This is exciting news. Apparently Tom Green is up for release. Tom Green was convicted in 2002 for being an embarrassment for the LDS Church. Mr. Green had been in several documentaries promoting the LDS Polygamist lifestyle and was rapidly gaining international notoriety. The guy has some five wives and 30 odd kids. One of the wives was 13 when she stopped being a little girl and was turned into a Mormon baby production unit.
Since polygamy is officially illegal in Utah, the wives are officially single welfare-collecting moms, and not polygamist wives.
I understand that Mr. Green has learned his lesson and will avoid the limelight and any further embarrassment to the LDS Church. With a little luck, Green will simply take whatever hush money the state offers and will sink back into anonymity.
Mormons throughout the US will simultaneously undergo a denial that polygamy is an important part of the LDS Church, while filing Mr. Green's imprisonment in the collective fantasy that the Mormons are the most persecuted people of all times. Gentiles in Utah will point to the Green affair and mutter the lament "This is what you have to live with in Utah."
6 comments:
I don't know where to start....
Wrong in so many ways.
But, I suppose you've heard it all before, and the rest of the world knows the truth.
I'll spare you the lecture.
Indeed, Tyler. It seems the author has some deep seeded personal frustrations that s/he is attempting to project through this story and commentary.
Sad.
Is there a law in Utah that makes being an embarrassment to the LDS Church a crime?
Certainly having sex with 13 year olds and fraudulent collection of welfare payments are crimes and should be, but is there any reason the government should care whether a man has 3 wives or a woman 3 husbands (assuming all are consenting adults)? At least polygamists are being honest about their non-monogamous behavior which is more than many married men can claim.
Seems like the conservative,libertarian thing to do in Utah would be to make polygamy legal.
Polygamy laws only seem to be enforced when the person committing the crime becomes an embarrassment.
DL, you are completely correct in noting that laws that are only selectively enforced lead to problems.
The selective enforcement of laws is what makes our immigration system a nightmare and really has the potential of destroying a society.
Having millions live in legal limbo is both bad for the millions and for society at large because politicians can use the status to manipulate the people.
I agree that the "conservative/libertarian" thing to do is to limit the number of laws and make sure they are enforced.
The polygamy thing is a bit problematic. The clans seem to work as micro governments where the clan supresses the individual rights of the people in the clan.
This, of course, is the reflexive paradox. Should people have the freedom to deny freedom from others. Are you really free if you are prevented from denying freedom to the people around you? Modern thinkers can push this thread until they arrive at the conclusion that freedom is slavery and slavery freedom.
As for the "single moms" on welfare ... I don't know if that is really fraud. It is not uncommon for progressive couples to get a legal divorce, so the mom could collect welfare, or so that they can reduce their tax burden.

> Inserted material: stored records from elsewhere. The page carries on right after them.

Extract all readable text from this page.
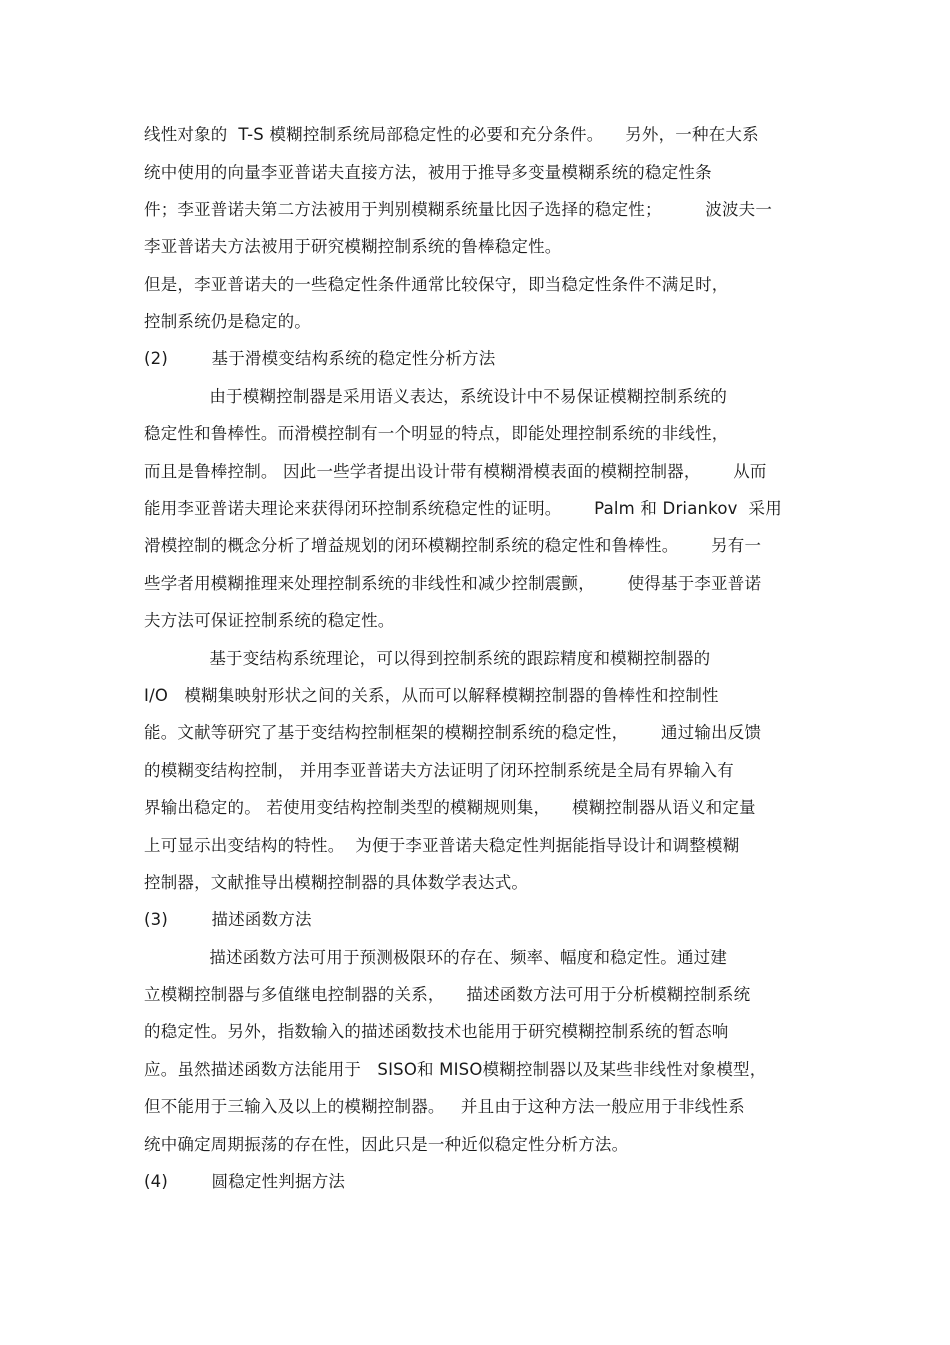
线性对象的  T-S 模糊控制系统局部稳定性的必要和充分条件。    另外，一种在大系
统中使用的向量李亚普诺夫直接方法，被用于推导多变量模糊系统的稳定性条
件；李亚普诺夫第二方法被用于判别模糊系统量比因子选择的稳定性；        波波夫一
李亚普诺夫方法被用于研究模糊控制系统的鲁棒稳定性。
但是，李亚普诺夫的一些稳定性条件通常比较保守，即当稳定性条件不满足时，
控制系统仍是稳定的。
(2)        基于滑模变结构系统的稳定性分析方法
由于模糊控制器是采用语义表达，系统设计中不易保证模糊控制系统的
稳定性和鲁棒性。而滑模控制有一个明显的特点，即能处理控制系统的非线性，
而且是鲁棒控制。 因此一些学者提出设计带有模糊滑模表面的模糊控制器，      从而
能用李亚普诺夫理论来获得闭环控制系统稳定性的证明。      Palm 和 Driankov  采用
滑模控制的概念分析了增益规划的闭环模糊控制系统的稳定性和鲁棒性。      另有一
些学者用模糊推理来处理控制系统的非线性和减少控制震颤，      使得基于李亚普诺
夫方法可保证控制系统的稳定性。
基于变结构系统理论，可以得到控制系统的跟踪精度和模糊控制器的
I/O   模糊集映射形状之间的关系，从而可以解释模糊控制器的鲁棒性和控制性
能。文献等研究了基于变结构控制框架的模糊控制系统的稳定性，      通过输出反馈
的模糊变结构控制， 并用李亚普诺夫方法证明了闭环控制系统是全局有界输入有
界输出稳定的。 若使用变结构控制类型的模糊规则集，    模糊控制器从语义和定量
上可显示出变结构的特性。  为便于李亚普诺夫稳定性判据能指导设计和调整模糊
控制器，文献推导出模糊控制器的具体数学表达式。
(3)        描述函数方法
描述函数方法可用于预测极限环的存在、频率、幅度和稳定性。通过建
立模糊控制器与多值继电控制器的关系，    描述函数方法可用于分析模糊控制系统
的稳定性。另外，指数输入的描述函数技术也能用于研究模糊控制系统的暂态响
应。虽然描述函数方法能用于   SISO和 MISO模糊控制器以及某些非线性对象模型，
但不能用于三输入及以上的模糊控制器。   并且由于这种方法一般应用于非线性系
统中确定周期振荡的存在性，因此只是一种近似稳定性分析方法。
(4)        圆稳定性判据方法
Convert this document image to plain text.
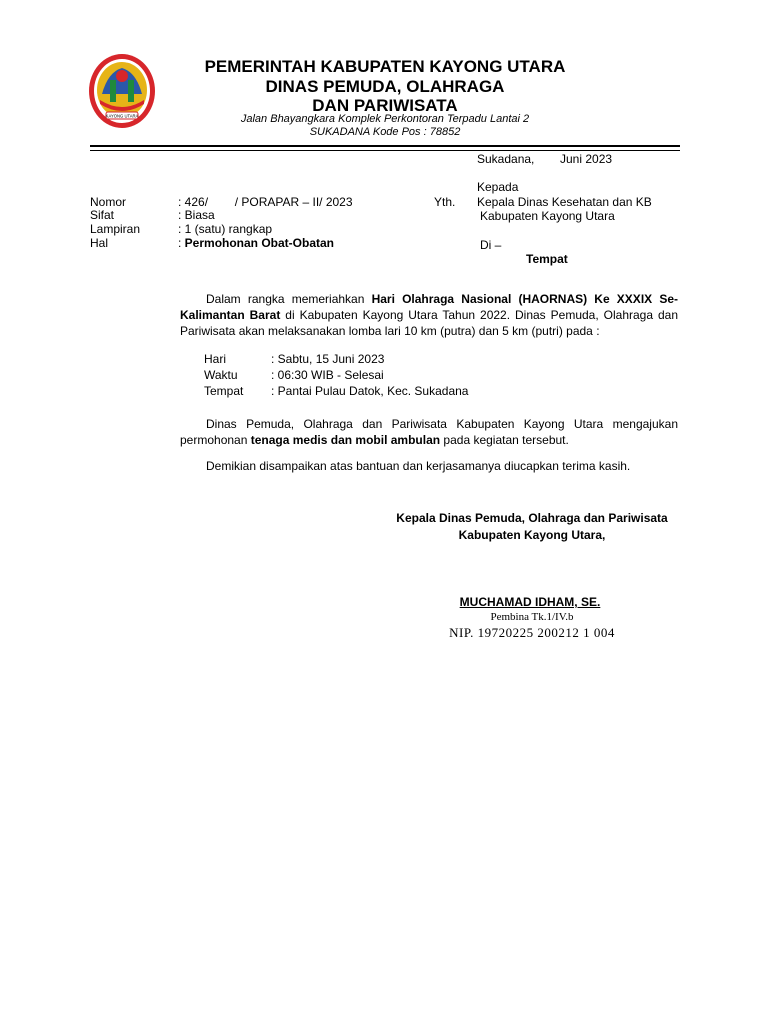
KAYONG UTARA
PEMERINTAH KABUPATEN KAYONG UTARA
DINAS PEMUDA, OLAHRAGA
DAN PARIWISATA
Jalan Bhayangkara Komplek Perkontoran Terpadu Lantai 2
SUKADANA Kode Pos : 78852
Sukadana, Juni 2023
Kepada
Yth. Kepala Dinas Kesehatan dan KB
Kabupaten Kayong Utara
Di –
Tempat
Nomor	: 426/        / PORAPAR – II/ 2023
Sifat	: Biasa
Lampiran	: 1 (satu) rangkap
Hal	: Permohonan Obat-Obatan
Dalam rangka memeriahkan Hari Olahraga Nasional (HAORNAS) Ke XXXIX Se-Kalimantan Barat di Kabupaten Kayong Utara Tahun 2022. Dinas Pemuda, Olahraga dan Pariwisata akan melaksanakan lomba lari 10 km (putra) dan 5 km (putri) pada :
Hari	: Sabtu, 15 Juni 2023
Waktu	: 06:30 WIB - Selesai
Tempat : Pantai Pulau Datok, Kec. Sukadana
Dinas Pemuda, Olahraga dan Pariwisata Kabupaten Kayong Utara mengajukan permohonan tenaga medis dan mobil ambulan pada kegiatan tersebut.
Demikian disampaikan atas bantuan dan kerjasamanya diucapkan terima kasih.
Kepala Dinas Pemuda, Olahraga dan Pariwisata
Kabupaten Kayong Utara,
MUCHAMAD IDHAM, SE.
Pembina Tk.1/IV.b
NIP. 19720225 200212 1 004
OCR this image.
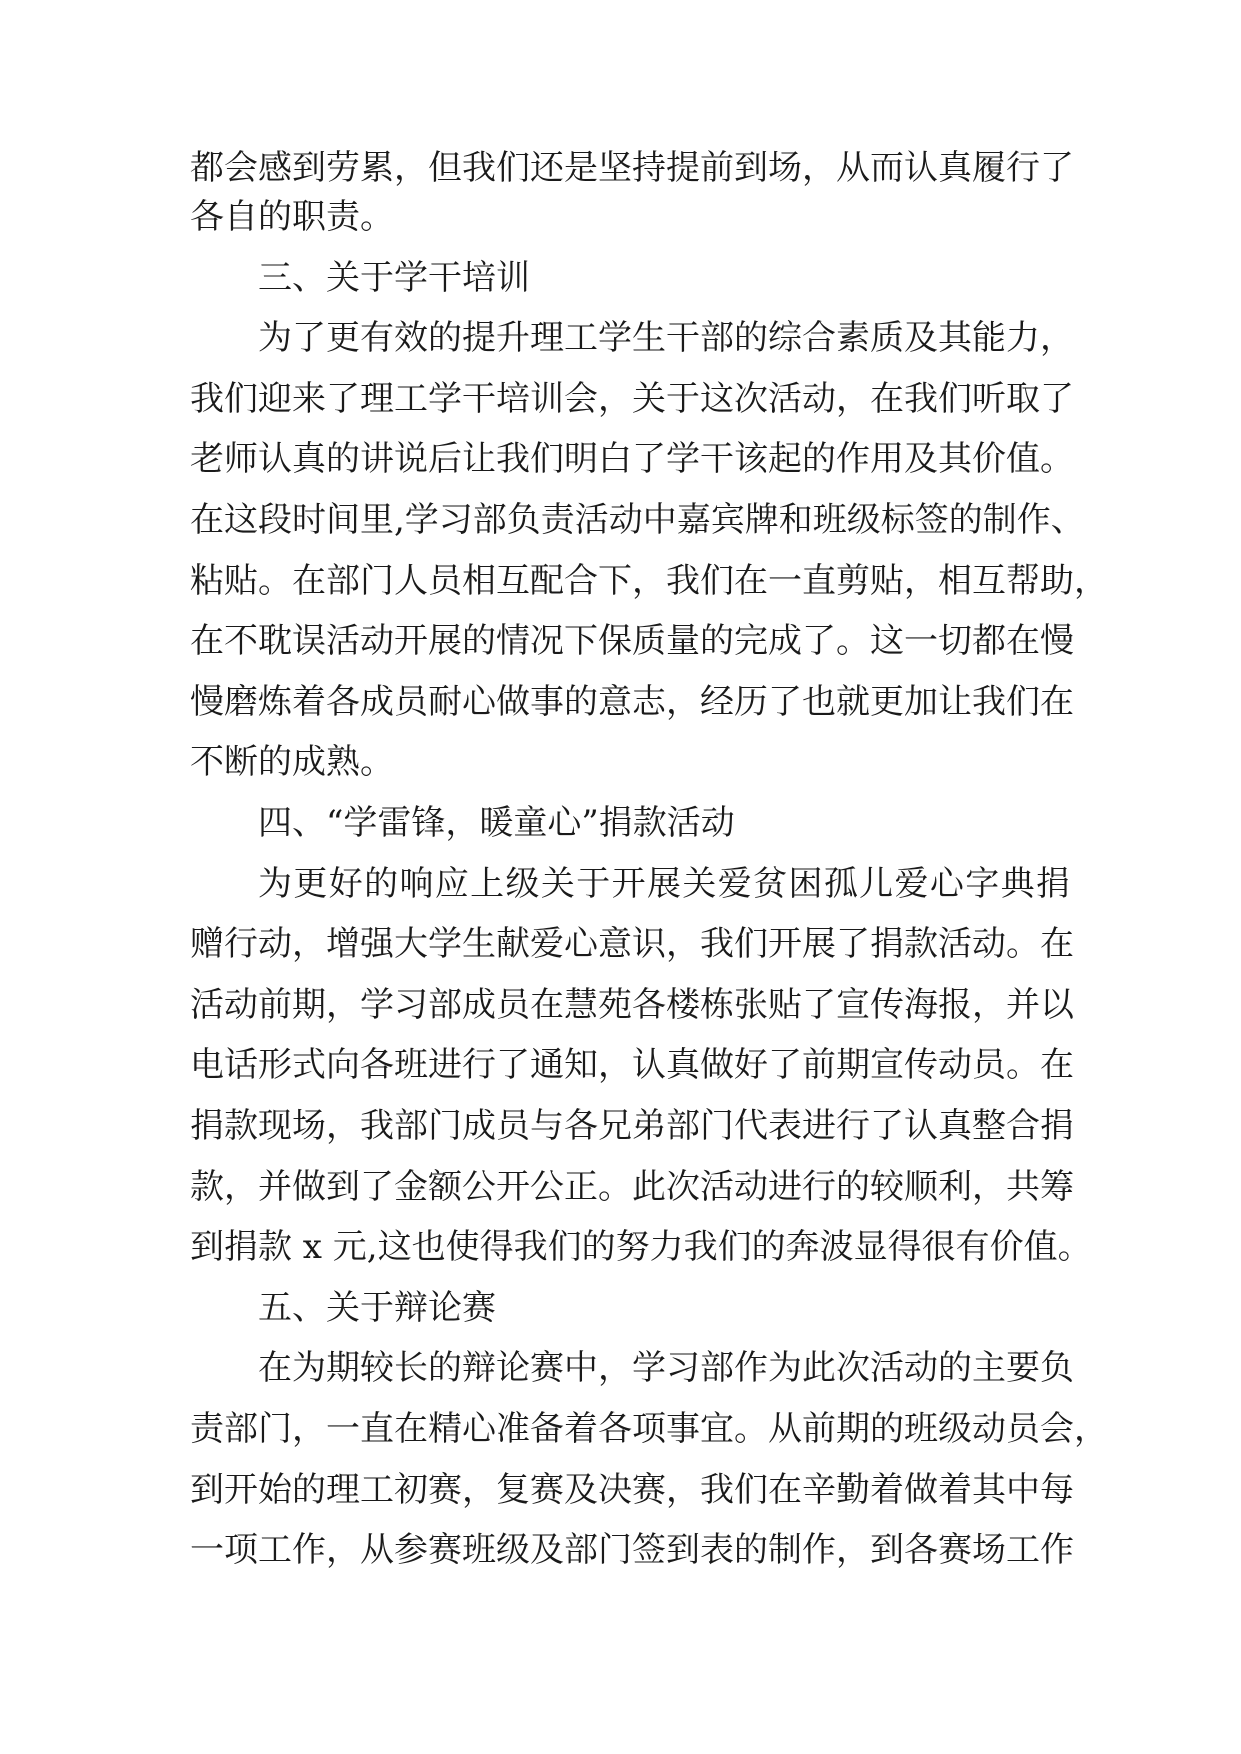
都会感到劳累，但我们还是坚持提前到场，从而认真履行了
各自的职责。
三、关于学干培训
为了更有效的提升理工学生干部的综合素质及其能力，
我们迎来了理工学干培训会，关于这次活动，在我们听取了
老师认真的讲说后让我们明白了学干该起的作用及其价值。
在这段时间里,学习部负责活动中嘉宾牌和班级标签的制作、
粘贴。在部门人员相互配合下，我们在一直剪贴，相互帮助，
在不耽误活动开展的情况下保质量的完成了。这一切都在慢
慢磨炼着各成员耐心做事的意志，经历了也就更加让我们在
不断的成熟。
四、“学雷锋，暖童心”捐款活动
为更好的响应上级关于开展关爱贫困孤儿爱心字典捐
赠行动，增强大学生献爱心意识，我们开展了捐款活动。在
活动前期，学习部成员在慧苑各楼栋张贴了宣传海报，并以
电话形式向各班进行了通知，认真做好了前期宣传动员。在
捐款现场，我部门成员与各兄弟部门代表进行了认真整合捐
款，并做到了金额公开公正。此次活动进行的较顺利，共筹
到捐款 x 元,这也使得我们的努力我们的奔波显得很有价值。
五、关于辩论赛
在为期较长的辩论赛中，学习部作为此次活动的主要负
责部门，一直在精心准备着各项事宜。从前期的班级动员会，
到开始的理工初赛，复赛及决赛，我们在辛勤着做着其中每
一项工作，从参赛班级及部门签到表的制作，到各赛场工作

Progressive thinking simply states that the kids living in the polygamist clans are disadvantaged; therefore, we should tax non-polygamists and give money to the polygamists.
I wonder whether the secretive and insular nature of the polygamist clans is a result of banning polygamy.
One of the responsibilities of every family, it seems to me, is to take care not to bring children into the world that you are not prepared to support financially and otherwise. Certainly polygamous families seem likely to have more children than monogamous families, but if they don't have the resources to take care of them, they shouldn't have them.
That said, it is hardly just to permit the children to suffer because the parents are irresponsible. It's a difficult situation I would agree.
The secret nature of polygamy in Utah seems to make an already insular belief system even more insular. This thing where we arrest polygamist when they are outspoken has created a subculture where people mutter some really nasty things in private.
Of course, when you look at the middle east, where polygamy is legally practiced by the warlords of the various clans, you can't help but come to the conclusion that all of these polygamous clan structures lead to an oppressive society. When you are raised in a clan structure, you are set to either finding a way to dominate the clan as an Alpha male or essentially living as a eunuch.
Many of the polygamist structures were built on the idea that most men would die in wars, and held that kidnapping women for wives was fine and dandy. The mathematics of it tells me that you will end up with a violent society if only one in five men get to mate. People, like bin Laden, who are raised in such a culture naturally develop the idea that they must either dominate or perish in the attempt.
My experience with people running from new age clans seems to indicate that the same pressures exist even when the polygamists are members of the progressive side of the Democratic party.
As for the kids: Unfortunately, people who believe they must have the resources to raise kids before having kids are rare.
I suspect that Tom Green will have another half dozen or so kids now that he is out of prison. It turns my stomach.